- Country: South Africa
- Part of: South African National Defence Force
- Anniversaries: 1 August 1997

Commanders
- Chief of Joint Operations: Lt. Gen Rudzani Maphwanya

= Joint Operations Division =

The Joint Operations Division is a component of the South African National Defence Force tasked with conducting Joint Operations involving the various arms of the SANDF.

==History==
The Joint Operations Division was established on 1 August 1997 during a major reorganisation of the armed forces.

Before the re-organisation each arm of Service had an operations staff responsible for deploying its units as directed by the Service chief and the Chief of the SANDF. The Chief of the SANDF had an operations staff, playing a co-ordinating role.

Following the re-organisation, each arm of service had to provide properly trained and equipped forces to Joint Operations. Joint Operations would then deploy these forces as necessary and revert to their parent service following the mission.
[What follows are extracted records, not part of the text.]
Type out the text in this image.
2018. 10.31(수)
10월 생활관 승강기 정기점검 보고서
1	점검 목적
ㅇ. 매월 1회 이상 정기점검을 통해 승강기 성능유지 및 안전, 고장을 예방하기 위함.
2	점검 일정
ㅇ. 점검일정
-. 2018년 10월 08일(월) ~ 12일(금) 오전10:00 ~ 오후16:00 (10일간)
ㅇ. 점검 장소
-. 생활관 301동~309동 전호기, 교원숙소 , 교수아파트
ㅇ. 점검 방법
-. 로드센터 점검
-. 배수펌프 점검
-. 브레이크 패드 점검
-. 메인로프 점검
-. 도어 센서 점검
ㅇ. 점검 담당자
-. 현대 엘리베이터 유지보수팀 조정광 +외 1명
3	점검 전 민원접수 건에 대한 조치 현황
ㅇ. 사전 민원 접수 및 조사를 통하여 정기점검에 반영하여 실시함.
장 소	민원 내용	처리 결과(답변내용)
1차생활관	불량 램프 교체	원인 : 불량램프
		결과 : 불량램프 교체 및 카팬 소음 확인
The exception is the Special Forces Brigade, which is directly under the command of the Chief of the SANDF and is permanently allocated to Joint Operations.

There are nine joint operational-tactical headquarters (HQ) under the SANDF Chief of Joint Operations, under which many Army units operate. For example, Regional Joint Task Force North (RJTFN) is situated in Pietersburg, commanded by a major-general. The RJTFN HQ is responsible for the operational deployment of the Group headquarters or tactical headquarters under its command. RJTFN is subdivided into areas, each under the operational control of a group headquarters. For example, the Group headquarters at Musina is called the Soutpansberg Military Area. The other areas are Group 33, Nelspruit; Group 12, Ermelo; and Group 14, Pietersburg.

Headquarters Regional Joint Task Force West is located in Cape Town, while HQ Regional Joint Task Force East is in Durban.